Они привязали его руки к кровати, так как он пытался оттолкнуть катетер. Повернувшись лицом к окну, он лежал, глядя через запыленное треснувшее стекло окна.
За окном непонятное насекомое на длинных ногах пробиралось по каким-то кучам. Оно ело, когда нечто раздавило его и двинулось дальше, а насекомое так и осталось, расплющенное, с мертвыми челюстями, вонзенными в то, чем оно питалось до того. А потом и зубы вылезли изо рта по обе стороны.
Он пролежал там сто двадцать три года, а когда вышла из строя искусственная печень, то ослабел и умер. Они отняли ему руки и ноги от туловища, так как те сгнили.
Он больше не мог пользоваться конечностями. Без помощи рук ему не оттолкнуть было катетер, что им очень не нравилось.
"Я долгое время провел в AM-WEB, — сказал он. — Нельзя ли раздобыть транзитный приемник? Мне очень нравится передача «Утренний клуб друзей Фреда», там звучит много популярных мелодий старых времен. Что-то за окном вызывает у меня сенную лихорадку. Должно быть, желтые цветущие травы.
Зачем им позволяют так сильно вырастать?"
Два дня он пролежал на полу в большой грязной луже, а потом его нашла хозяйка квартиры и вызвала карету скорой помощи, которая доставила его сюда. Он все время храпел, а теперь от этого проснулся. Когда ему подали грейпфрутовый сок, мог пошевелить только одной рукой, другая навсегда отнялась. А ему так хотелось продолжать изготовлять кожаные ремешки, они были такие очаровательные и на них приходилось тратить уйму времени.
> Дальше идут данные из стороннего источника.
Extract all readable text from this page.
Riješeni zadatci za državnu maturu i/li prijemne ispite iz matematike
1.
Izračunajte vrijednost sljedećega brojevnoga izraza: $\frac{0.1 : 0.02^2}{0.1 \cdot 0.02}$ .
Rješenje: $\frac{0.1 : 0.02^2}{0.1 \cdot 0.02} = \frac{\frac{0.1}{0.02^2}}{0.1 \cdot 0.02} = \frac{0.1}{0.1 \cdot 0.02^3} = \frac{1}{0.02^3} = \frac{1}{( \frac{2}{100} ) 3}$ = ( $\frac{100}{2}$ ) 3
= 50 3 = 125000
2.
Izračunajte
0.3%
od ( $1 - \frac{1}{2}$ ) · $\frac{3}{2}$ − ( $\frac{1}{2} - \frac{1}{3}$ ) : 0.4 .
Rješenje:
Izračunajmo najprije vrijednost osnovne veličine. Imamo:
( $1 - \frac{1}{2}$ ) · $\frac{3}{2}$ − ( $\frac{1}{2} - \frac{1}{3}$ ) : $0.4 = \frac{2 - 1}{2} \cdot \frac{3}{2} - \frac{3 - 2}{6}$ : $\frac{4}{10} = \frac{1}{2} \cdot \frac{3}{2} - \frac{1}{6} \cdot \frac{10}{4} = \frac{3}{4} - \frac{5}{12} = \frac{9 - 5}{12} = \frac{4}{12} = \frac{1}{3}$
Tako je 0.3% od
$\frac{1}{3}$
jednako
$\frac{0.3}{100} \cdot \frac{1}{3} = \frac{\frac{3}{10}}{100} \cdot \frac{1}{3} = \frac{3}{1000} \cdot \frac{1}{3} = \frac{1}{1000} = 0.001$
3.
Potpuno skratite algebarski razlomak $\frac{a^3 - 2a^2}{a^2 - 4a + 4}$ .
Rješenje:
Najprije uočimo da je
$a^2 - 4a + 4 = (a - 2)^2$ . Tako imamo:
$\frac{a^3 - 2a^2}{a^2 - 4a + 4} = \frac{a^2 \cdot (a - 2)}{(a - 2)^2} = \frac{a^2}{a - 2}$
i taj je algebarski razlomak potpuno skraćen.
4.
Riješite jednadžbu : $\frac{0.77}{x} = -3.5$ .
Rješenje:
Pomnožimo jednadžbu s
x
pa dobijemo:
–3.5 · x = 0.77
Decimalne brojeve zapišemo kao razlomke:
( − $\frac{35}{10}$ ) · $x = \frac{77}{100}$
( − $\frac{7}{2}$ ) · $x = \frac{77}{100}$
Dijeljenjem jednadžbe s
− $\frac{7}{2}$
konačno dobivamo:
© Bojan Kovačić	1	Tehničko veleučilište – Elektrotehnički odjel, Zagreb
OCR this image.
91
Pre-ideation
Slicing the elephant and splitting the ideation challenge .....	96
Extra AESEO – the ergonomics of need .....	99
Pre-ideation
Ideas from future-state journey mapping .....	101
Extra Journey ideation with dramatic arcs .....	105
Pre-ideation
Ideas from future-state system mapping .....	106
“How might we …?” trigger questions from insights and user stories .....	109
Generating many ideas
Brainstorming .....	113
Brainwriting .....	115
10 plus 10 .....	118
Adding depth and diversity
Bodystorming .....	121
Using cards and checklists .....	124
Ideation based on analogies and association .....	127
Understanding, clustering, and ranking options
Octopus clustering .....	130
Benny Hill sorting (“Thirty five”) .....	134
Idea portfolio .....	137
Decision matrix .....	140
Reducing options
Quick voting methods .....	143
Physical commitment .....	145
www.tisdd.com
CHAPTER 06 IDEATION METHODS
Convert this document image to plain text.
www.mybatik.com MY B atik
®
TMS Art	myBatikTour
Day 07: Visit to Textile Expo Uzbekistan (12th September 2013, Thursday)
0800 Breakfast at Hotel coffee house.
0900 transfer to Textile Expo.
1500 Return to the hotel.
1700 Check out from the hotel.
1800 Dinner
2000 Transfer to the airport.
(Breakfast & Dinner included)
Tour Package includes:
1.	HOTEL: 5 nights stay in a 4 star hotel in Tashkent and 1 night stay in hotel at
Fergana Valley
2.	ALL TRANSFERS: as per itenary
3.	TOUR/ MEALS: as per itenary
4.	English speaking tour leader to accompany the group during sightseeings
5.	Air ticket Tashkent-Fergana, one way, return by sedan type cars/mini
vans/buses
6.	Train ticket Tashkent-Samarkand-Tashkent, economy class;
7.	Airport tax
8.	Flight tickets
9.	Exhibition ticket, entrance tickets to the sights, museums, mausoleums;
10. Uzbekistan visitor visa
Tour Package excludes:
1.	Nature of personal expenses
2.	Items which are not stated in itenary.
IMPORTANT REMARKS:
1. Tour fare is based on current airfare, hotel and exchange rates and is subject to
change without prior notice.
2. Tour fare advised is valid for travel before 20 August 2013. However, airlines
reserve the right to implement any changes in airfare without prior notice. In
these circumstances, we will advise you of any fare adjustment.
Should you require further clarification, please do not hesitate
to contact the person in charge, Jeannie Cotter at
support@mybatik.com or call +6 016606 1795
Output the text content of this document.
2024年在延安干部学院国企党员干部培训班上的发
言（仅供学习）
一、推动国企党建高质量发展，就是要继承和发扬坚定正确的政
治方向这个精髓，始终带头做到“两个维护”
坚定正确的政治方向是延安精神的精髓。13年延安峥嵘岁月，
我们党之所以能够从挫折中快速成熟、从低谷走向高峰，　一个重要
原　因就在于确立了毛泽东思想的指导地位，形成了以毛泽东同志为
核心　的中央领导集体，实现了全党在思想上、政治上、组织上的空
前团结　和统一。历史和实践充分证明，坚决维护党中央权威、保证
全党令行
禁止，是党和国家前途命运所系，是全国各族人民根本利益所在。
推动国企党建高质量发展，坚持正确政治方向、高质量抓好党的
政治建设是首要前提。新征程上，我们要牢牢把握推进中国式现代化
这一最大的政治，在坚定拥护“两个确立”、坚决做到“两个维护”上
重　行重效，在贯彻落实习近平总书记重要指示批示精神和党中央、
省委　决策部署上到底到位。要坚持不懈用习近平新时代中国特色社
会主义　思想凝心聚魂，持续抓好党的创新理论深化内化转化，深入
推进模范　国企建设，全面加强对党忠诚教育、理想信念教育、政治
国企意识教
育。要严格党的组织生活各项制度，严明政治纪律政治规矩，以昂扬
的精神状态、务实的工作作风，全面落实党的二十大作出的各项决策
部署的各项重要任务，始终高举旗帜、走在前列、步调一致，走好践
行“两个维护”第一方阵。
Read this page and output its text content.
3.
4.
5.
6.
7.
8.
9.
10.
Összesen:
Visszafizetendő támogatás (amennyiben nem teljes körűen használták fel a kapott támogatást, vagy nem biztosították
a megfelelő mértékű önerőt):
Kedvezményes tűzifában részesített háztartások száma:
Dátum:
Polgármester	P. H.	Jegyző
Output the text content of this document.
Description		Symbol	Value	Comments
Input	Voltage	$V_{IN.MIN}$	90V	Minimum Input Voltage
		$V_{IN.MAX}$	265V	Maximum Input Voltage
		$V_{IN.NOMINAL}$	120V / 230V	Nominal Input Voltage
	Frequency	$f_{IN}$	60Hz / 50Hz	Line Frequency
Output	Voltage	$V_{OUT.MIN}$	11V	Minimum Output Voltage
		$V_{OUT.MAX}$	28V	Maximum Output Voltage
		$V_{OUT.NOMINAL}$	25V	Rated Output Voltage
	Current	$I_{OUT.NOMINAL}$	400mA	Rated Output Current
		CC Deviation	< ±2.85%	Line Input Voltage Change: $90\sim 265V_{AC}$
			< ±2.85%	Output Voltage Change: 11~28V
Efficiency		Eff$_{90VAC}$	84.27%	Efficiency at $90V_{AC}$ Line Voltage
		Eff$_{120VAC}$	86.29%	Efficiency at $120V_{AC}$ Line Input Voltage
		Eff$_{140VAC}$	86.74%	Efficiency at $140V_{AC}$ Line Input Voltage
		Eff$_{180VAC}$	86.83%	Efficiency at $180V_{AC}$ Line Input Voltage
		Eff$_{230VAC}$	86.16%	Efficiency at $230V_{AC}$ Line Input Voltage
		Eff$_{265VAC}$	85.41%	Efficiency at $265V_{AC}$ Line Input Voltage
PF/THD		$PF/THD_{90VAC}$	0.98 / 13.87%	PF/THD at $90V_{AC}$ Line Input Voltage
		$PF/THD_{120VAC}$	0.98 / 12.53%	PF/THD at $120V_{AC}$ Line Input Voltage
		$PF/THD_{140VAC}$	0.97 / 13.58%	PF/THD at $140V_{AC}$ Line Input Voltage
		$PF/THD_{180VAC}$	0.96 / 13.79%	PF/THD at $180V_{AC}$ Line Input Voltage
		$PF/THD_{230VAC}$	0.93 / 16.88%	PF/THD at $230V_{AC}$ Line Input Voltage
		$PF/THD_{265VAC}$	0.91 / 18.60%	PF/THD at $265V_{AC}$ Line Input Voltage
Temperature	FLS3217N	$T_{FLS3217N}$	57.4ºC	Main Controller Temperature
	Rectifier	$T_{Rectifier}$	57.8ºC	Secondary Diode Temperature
Иногда он продавал их людям, которые появлялись в выходные.
— Ты знаешь, кто я, Манфред?
— Нет.
— Я — Арни Котт. Почему ты не смеешься или иногда хотя бы не улыбаешься, Манфред? Ты не любишь бегать и играть?
Габбиш посыпался из обеих глаз мистера Котта.
— Обычно он не слышит, Арни. Во всяком случае, нас интересует совсем другое.
— Что ты видишь, Манфред? Скажи нам, что ты видишь. Все эти люди, они собираются жить там? Это правда, Манфред? Ты видишь много людей, живущих там?
Он закрыл лицо руками и беспрерывный габл прекратился.
— Я не понимаю, почему этот ребенок никогда не смеется.
— Габл, габл…
Глава 10
Кожа мистера Котта скрывала мертвые кости, блестящие и влажные. Целый мешок костей, отливающих влажным блеском. Прозрачный череп глотал зелень, которая мгновенно распадалась.
Он видел кишащую габбишем жизнь, бурно протекающую под внешним покровом мистера Котта. А тем временем поверхностная человекоподобная оболочка произнесла:
— Я люблю Моцарта. Давайте послушаем эту запись. — На этикетке коробки было написано: «Симфония № 40 I.К.550». Мистер Котт стал вертеть ручки усилителя. — Дирижирует Бруно Вальтер, — объявил он гостям. Огромная редкость времен золотого века грамзаписи.